UnNews:CBS sitcom Bad Techer has no redeeming value
From Uncyclopedia, the content-free encyclopedia
CBS sitcom Bad Techer has no redeeming value
Truth doesn't "live here" — It's just camping out
Friday, August 28, 2015, 06:15:UTC)(
9 July 2011
HOLLYWOOD, California -- While Cameron Diaz is busy hawking her new movie, Bad Teacher, CBS is heavily promoting its similarly-titled fall sitcom, Bad Techer. The series stars Ned Beatty as an aging techie -- or rather, "techer" -- who is simply not very good at his job.
"He's a bumbling idiot," says Beatty of his character. "He'd rather watch video nasties on the job than have to fix a Blu-ray player or tell people how to get Netflix on their devices. He's very clumsy and always gets into all kinds of crazy trouble."
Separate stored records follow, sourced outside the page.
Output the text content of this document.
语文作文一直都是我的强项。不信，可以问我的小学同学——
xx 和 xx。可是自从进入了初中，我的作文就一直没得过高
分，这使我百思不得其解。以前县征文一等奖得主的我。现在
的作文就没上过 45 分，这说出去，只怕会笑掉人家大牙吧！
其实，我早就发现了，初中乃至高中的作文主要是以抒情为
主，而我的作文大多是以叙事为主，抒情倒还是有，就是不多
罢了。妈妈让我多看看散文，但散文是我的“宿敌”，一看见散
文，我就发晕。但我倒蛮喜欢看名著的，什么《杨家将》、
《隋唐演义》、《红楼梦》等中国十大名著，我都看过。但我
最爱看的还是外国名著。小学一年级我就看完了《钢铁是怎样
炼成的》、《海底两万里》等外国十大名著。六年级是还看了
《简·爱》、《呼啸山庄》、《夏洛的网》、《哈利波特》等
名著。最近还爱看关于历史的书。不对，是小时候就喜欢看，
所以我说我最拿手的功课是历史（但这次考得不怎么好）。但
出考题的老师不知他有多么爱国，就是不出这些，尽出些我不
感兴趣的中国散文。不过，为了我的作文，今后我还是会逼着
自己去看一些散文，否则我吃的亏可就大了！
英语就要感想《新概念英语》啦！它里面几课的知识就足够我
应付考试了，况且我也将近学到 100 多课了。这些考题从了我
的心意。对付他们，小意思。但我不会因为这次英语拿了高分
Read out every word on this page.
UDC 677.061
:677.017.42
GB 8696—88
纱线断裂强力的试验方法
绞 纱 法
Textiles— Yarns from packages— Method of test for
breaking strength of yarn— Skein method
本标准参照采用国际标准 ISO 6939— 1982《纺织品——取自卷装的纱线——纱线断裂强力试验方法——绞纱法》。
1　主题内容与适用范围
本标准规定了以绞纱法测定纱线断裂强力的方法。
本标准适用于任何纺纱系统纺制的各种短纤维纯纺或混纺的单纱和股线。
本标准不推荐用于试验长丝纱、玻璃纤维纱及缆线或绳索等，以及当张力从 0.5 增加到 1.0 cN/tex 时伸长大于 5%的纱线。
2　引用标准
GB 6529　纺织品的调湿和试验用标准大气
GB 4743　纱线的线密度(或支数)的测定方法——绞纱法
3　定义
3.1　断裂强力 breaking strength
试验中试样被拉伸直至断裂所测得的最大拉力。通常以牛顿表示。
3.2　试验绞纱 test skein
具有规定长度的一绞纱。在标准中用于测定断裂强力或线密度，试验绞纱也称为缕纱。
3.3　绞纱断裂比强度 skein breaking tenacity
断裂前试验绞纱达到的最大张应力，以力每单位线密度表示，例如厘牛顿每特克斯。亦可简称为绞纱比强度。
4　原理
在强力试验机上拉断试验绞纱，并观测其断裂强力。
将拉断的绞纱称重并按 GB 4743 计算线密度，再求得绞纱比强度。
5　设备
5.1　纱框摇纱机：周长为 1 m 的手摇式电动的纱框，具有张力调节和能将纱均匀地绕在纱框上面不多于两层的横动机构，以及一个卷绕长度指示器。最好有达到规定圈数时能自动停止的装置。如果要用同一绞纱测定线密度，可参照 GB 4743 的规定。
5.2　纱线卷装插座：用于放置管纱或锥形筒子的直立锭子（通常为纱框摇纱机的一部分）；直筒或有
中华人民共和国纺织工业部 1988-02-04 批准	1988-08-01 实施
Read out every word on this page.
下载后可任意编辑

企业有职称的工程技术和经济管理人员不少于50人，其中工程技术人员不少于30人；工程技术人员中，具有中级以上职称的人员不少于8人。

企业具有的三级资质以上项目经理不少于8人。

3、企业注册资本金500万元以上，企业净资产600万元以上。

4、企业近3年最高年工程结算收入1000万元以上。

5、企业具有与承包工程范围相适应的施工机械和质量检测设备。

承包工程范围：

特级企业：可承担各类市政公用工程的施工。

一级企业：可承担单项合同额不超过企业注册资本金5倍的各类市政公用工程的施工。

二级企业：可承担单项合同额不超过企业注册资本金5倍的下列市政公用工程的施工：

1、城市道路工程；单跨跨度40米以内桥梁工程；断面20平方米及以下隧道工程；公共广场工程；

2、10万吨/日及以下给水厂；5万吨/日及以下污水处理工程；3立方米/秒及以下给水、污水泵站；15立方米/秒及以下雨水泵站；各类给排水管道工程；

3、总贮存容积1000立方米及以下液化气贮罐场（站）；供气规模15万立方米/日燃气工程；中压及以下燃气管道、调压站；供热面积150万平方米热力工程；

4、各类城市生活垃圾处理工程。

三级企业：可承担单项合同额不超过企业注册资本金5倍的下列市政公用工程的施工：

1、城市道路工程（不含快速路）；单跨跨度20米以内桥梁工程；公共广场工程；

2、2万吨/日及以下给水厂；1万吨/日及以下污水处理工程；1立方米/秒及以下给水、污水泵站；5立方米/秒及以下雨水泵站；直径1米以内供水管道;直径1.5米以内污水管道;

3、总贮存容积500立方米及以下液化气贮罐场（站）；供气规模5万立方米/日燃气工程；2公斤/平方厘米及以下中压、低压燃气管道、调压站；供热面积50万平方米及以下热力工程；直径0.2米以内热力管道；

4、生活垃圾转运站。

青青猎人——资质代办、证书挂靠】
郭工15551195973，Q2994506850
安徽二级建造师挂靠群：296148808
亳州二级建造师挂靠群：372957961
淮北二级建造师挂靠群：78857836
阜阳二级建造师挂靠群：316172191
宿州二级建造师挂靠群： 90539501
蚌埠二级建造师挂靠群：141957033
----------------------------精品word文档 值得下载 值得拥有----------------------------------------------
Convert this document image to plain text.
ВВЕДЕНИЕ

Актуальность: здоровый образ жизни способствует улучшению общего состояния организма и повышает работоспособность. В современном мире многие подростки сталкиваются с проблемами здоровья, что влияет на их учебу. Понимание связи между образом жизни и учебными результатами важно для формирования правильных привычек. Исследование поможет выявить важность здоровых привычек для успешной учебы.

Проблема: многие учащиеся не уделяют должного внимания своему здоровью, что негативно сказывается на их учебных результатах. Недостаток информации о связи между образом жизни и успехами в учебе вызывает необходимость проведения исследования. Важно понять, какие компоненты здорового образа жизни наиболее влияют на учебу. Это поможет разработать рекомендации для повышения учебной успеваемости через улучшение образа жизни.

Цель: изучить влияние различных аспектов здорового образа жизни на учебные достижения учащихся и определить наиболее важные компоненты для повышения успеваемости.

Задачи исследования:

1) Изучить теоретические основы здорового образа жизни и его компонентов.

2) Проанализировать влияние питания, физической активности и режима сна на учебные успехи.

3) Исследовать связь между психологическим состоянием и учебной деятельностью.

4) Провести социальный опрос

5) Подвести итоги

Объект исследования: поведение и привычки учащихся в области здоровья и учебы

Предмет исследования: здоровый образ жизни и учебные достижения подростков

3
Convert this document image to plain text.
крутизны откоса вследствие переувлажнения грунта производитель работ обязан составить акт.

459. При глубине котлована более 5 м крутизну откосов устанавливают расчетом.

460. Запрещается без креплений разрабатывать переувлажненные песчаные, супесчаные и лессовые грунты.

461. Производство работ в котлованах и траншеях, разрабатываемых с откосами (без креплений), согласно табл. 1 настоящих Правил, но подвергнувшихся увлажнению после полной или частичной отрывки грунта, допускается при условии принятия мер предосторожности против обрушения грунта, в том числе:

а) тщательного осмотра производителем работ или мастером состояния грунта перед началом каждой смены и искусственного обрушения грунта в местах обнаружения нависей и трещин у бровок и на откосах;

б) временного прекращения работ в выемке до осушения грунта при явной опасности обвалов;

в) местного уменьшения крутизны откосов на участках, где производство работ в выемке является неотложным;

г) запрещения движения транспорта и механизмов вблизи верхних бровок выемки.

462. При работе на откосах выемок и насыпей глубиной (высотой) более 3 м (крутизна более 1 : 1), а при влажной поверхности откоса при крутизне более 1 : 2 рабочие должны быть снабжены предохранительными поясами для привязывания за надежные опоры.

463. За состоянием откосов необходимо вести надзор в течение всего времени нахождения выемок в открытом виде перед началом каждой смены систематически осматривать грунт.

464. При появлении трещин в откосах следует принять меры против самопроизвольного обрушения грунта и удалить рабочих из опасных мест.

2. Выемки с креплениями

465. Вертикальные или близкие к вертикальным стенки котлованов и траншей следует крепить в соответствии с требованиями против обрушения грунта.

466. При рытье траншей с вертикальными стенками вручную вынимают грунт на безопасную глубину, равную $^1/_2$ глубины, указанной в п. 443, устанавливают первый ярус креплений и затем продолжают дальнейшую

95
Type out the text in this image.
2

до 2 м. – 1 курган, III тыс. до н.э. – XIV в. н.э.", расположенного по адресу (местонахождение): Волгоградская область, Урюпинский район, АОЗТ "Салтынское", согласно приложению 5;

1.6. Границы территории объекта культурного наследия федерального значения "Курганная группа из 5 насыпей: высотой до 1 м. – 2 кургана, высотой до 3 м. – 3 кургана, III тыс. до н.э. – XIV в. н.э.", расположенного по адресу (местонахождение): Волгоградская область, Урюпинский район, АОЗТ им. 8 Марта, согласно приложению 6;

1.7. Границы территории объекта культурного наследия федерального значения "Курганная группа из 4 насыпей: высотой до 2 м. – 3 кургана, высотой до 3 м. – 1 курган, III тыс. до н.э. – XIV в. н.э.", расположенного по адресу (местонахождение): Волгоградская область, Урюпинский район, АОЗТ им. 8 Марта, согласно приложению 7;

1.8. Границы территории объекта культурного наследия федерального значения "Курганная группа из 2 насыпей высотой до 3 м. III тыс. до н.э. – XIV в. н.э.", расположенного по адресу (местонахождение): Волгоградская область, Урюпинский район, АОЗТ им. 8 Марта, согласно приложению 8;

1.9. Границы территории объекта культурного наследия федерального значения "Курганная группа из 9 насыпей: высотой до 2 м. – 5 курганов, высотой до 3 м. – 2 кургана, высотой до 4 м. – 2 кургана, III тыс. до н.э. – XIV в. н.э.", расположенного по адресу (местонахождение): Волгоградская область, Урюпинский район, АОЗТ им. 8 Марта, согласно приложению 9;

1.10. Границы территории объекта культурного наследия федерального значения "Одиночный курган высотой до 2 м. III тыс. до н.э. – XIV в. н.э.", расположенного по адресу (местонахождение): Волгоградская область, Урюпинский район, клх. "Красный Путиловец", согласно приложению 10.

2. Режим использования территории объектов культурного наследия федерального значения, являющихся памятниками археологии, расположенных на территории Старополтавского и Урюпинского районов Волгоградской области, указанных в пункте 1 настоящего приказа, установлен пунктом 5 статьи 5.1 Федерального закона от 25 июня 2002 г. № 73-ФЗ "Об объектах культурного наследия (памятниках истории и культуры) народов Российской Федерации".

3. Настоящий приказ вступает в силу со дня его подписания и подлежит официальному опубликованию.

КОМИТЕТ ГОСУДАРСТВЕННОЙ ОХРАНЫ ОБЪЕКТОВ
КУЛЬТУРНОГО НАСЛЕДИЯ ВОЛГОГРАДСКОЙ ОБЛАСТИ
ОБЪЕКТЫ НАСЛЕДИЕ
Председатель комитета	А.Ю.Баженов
In the pilot episode, Beatty's character, Bob Bobbleton, accidentally hacks into Fox News's Twitter account and announces that President Obama has been assassinated, although the President (guest star Dennis Haysbert) is very much alive. Bob is then arrested and attempts to break out.
"It certainly is a hoot," says Beatty.
CBS President Leslie Moonves praised the show for its lack of redeeming value. "It was very clever, hip, and we're trying to cash in on Ned Beatty's popularity as the voice of Lots-O' Huggin' Bear in Toy Story 3."
He added, "This guy is not very tech-savvy and yet he's a professional techie. He's kinda like Mr. Bean or Frank Drebin. His boss, Larry Lawrence, played by Gary Cole, is inches away from firing him every week. He's always doing something dispicable or horrible, whether deliberately or accidentally."
Another episode involves Bob emailing his son Bob, Jr. (Daeg Faerch) a link to a news story, only to mistakenly Rickroll him, much to Bob Jr.'s outrage. History repeats itself when Bob accidentally Friday rolls Mr. Lawrence when trying to email him a guide on how to turn off motion interpolation on his 120Hz HDTV. The latter results in a two-week suspension without pay.
Moonves explained why he greenlit the show, "We wanted to move into the computer/digital age, but we were not very happy with the turnout for Shit My Dad Says," referring to the canceled William Shatner sitcom based on a popular Twitter account and book.
"We expect this one to last at least five years."
"Good," Beatty says, "cuz I'd sure like the money!"